The truth is good, bad or indifferent these are the last weeks we have as a family of four. There was a time when it was just three of us and before that just my husband and me. However, the ending of this specific chapter, just us and the girls seems more bittersweet. More changes have to happen.
Hannah and Savannah will be transitioning not just into the same bedroom but into new roles as siblings. Hannah is used to being a big sister but being a sister to a brother will be new but obviously very exciting for her. Savannah will struggle; I’m sure with becoming a middle child. I will struggle most of all with how to balance all of the needs for my children in the coming weeks and months. Nobody said these transitions would be easy on any of us but whether we are ready for them or not, they are going to happen.

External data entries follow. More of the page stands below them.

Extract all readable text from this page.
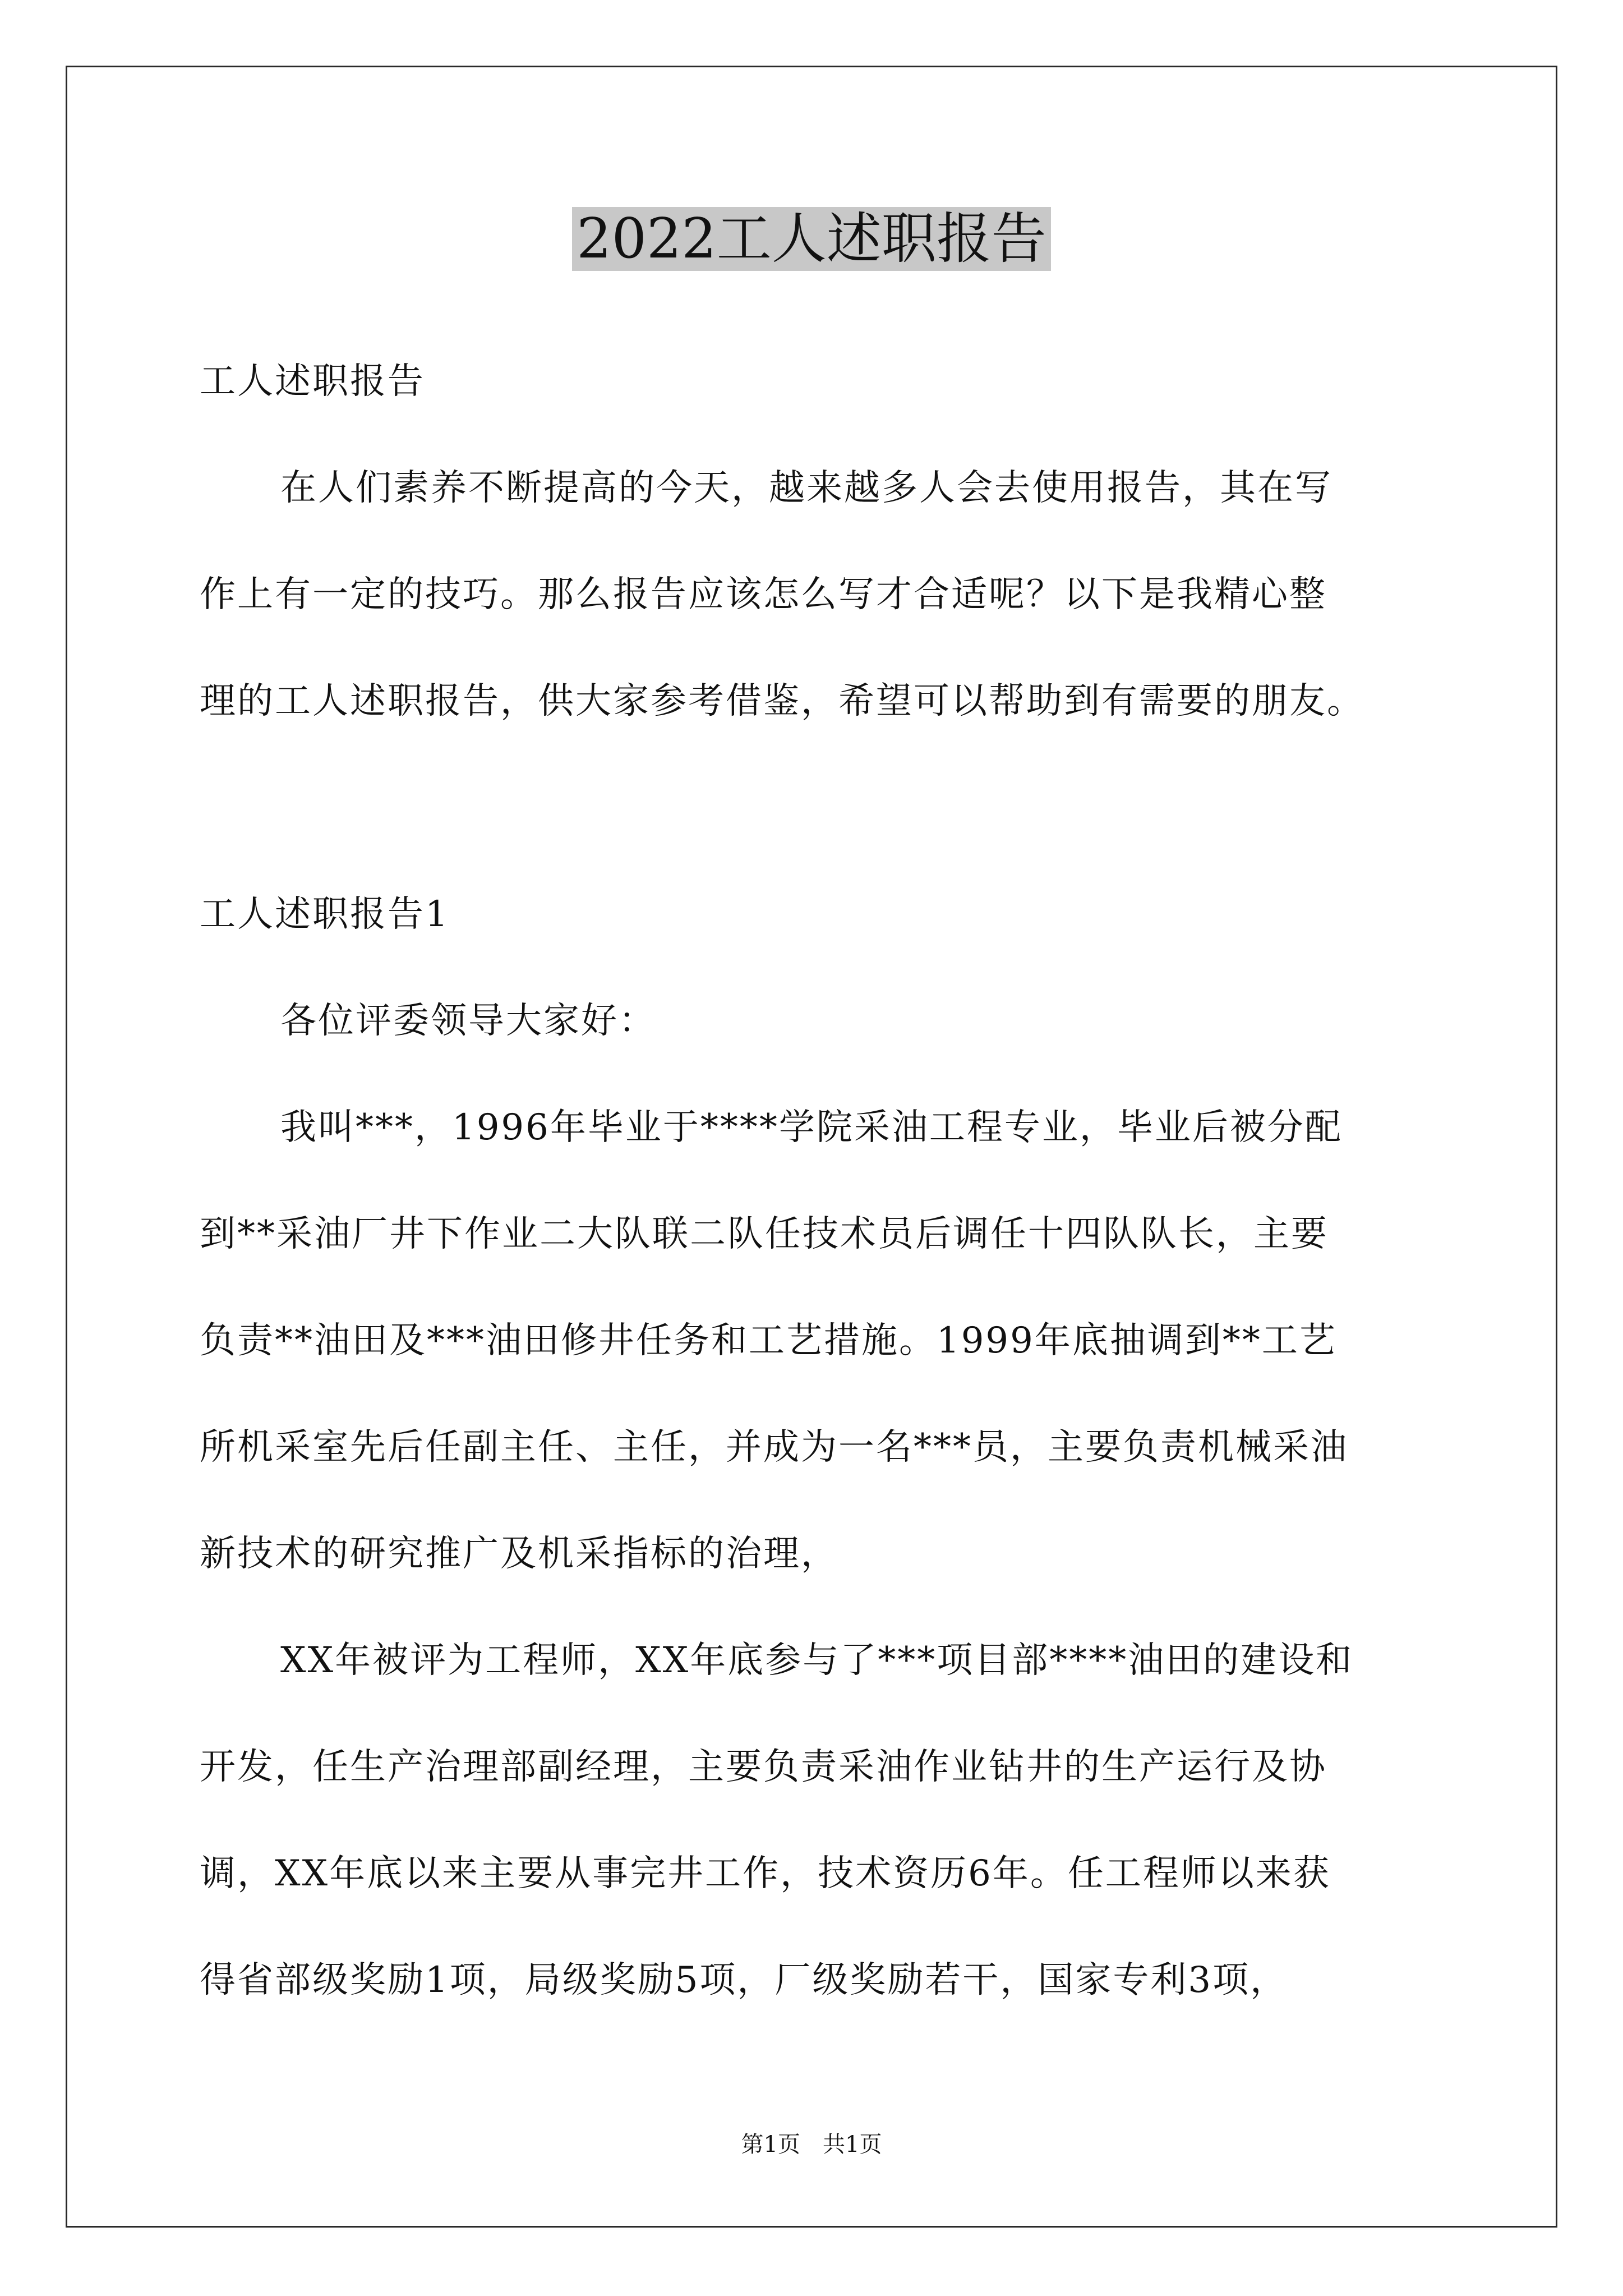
2022工人述职报告

工人述职报告

在人们素养不断提高的今天，越来越多人会去使用报告，其在写

作上有一定的技巧。那么报告应该怎么写才合适呢？以下是我精心整

理的工人述职报告，供大家参考借鉴，希望可以帮助到有需要的朋友。

工人述职报告1

各位评委领导大家好：

我叫***，1996年毕业于****学院采油工程专业，毕业后被分配

到**采油厂井下作业二大队联二队任技术员后调任十四队队长，主要

负责**油田及***油田修井任务和工艺措施。1999年底抽调到**工艺

所机采室先后任副主任、主任，并成为一名***员，主要负责机械采油

新技术的研究推广及机采指标的治理，

XX年被评为工程师，XX年底参与了***项目部****油田的建设和

开发，任生产治理部副经理，主要负责采油作业钻井的生产运行及协

调，XX年底以来主要从事完井工作，技术资历6年。任工程师以来获

得省部级奖励1项，局级奖励5项，厂级奖励若干，国家专利3项，

第1页　共1页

This is why I really want to take the time to remember and spend all the moments we can as a family. I want to spend the next 50-some odd days enjoying these two little girls just as much as I can. I want to pick pumpkins and run them through corn mazes. I want more family movie nights after family dinners. I want to listen to every word they have to say because I truly know that sadly, as bad as it sounds, I will have a ton of my attention taken away from them when this baby arrives.
I’m going to miss it being just the four of us (yes, I totally just sang that like the Will Smith song), but the addition of a brother and son will bring forth so many new and amazing journeys. But until he arrives I’ll try to keep living in the moment with them and crossing my fingers that I don’t lose my sanity when we change from Family of Four to a Party of Five.